A meno che non si sposi quell’altro, purtroppo diffuso, pregiudizio per cui lo smart-working equivalga di per sé alla vacanza. Se si pensa questo, e soltanto se lo si pensa, allora sì, conviene tornare in ufficio, perché, si sa, le aziende non amano pagare gente che fa finta di lavorare. Ma è ormai chiaro che un simile pregiudizio, tanto per il privato quanto per il pubblico, è totalmente infondato, come dimostrano moltissimi studi e ricerche sull’aumento della produttività dei lavoratori in smart-working legato a una maggiore responsabilità individuale, a una migliore conciliazione tra vita e impegno professionale, al risparmio dei tempi per gli spostamenti.

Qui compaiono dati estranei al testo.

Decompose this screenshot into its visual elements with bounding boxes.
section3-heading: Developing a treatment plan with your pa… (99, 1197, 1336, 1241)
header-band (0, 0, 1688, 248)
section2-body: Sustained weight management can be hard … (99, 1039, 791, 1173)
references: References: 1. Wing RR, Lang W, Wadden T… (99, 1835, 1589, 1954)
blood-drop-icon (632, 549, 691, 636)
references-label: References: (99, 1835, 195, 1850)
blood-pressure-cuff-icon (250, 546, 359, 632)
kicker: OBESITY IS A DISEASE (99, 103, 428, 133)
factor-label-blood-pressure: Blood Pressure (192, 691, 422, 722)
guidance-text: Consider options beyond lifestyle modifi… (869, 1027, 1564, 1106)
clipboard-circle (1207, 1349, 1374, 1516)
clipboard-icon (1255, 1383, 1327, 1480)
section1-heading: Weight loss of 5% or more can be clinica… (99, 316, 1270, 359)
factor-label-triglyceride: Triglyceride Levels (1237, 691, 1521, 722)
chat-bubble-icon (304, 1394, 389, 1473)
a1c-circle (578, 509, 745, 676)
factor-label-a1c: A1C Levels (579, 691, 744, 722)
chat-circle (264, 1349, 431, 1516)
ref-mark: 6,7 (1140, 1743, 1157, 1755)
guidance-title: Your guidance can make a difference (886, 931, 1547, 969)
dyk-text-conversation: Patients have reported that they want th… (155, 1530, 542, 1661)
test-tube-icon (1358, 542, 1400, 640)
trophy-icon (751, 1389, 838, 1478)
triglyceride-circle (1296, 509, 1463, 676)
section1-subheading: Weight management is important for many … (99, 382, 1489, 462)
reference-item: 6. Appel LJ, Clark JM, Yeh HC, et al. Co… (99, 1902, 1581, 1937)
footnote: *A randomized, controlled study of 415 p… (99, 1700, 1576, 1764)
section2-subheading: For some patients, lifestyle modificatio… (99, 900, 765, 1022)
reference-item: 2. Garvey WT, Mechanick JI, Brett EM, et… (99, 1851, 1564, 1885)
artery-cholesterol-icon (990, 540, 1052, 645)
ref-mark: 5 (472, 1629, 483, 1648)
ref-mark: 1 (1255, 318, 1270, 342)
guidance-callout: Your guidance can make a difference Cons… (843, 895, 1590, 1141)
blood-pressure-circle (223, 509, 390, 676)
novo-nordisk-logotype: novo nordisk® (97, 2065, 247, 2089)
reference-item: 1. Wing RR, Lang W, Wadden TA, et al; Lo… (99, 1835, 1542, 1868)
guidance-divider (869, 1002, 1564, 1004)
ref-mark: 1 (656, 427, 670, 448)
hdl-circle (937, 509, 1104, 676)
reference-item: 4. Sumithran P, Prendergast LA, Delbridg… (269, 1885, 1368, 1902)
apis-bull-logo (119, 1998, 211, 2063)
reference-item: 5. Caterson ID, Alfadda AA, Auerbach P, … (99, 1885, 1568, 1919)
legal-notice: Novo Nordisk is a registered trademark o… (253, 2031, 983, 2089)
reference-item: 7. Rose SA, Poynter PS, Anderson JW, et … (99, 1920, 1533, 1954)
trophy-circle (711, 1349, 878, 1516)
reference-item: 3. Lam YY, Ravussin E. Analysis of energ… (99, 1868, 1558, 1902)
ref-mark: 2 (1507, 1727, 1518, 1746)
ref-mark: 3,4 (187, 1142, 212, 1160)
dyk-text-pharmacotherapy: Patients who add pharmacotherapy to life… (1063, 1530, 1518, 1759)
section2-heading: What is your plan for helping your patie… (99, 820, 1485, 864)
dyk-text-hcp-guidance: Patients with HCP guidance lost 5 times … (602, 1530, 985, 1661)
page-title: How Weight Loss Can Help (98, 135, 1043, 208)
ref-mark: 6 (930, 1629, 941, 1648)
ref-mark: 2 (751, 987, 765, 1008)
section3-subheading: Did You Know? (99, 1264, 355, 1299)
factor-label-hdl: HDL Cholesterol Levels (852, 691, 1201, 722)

Per dirla tutta, facendo ancor più propria un’ottica aziendale mirata al risparmio monetario in tempi di “magra”, far lavorare da casa i propri collaboratori porta anche una non irrilevante riduzione dei costi delle utenze energetiche (si pensi non solo ai pc, ma anche al riscaldamento/condizionamento degli ambienti), e, in prospettiva di medio-lungo termine, anche minori costi d’affitto, poiché spazi pensati per ospitare in contemporanea l’intero organico potrebbero risultare un domani eccessivi. Quindi l’azienda non solo ci guadagna in termini di maggiore produttività dei lavoratori, ma anche ci risparmia a livello di facility.
Per tutti questi motivi, le parole di Beppe Sala suonano davvero troppo subdole e rimandano più a scenette da film di Fantozzi che alle tante esperienze virtuose di questi mesi. Se l’obiettivo è salvare i bar e ristoranti che facevano affidamento sulle pause pranzo, si tratta di un’istanza più che legittima soprattutto per il sindaco di una metropoli. Ma la partita va giocata apertamente, senza insinuare sospetti infondati tra gli stessi lavoratori su presunti rischi di licenziamento. Le aziende non sono masochiste, e in caso di necessità non avrebbero dubbi su chi merita affidamento, indipendentemente da dove “fisicamente” preferisca svolgere le proprie mansioni.
Per fortuna, molto più che le parole del sindaco, contano i riscontri delle realtà che in questi mesi hanno sperimentato lo smart-working, restandone in alcuni casi sorprese e nella gran parte entusiaste. E questo succede oggi, durante una emergenza: figuriamoci domani, quando i meccanismi saranno entrati a regime.
Checché ne possa pensare Sala, uno smart-working davvero intelligente, che lasci la libertà al lavoratore di organizzarsi con responsabilità, senza incatenarlo né alla scrivania dell’ufficio né al tavolo della cucina di casa, porta valore a entrambe le parti, in una logica win-win.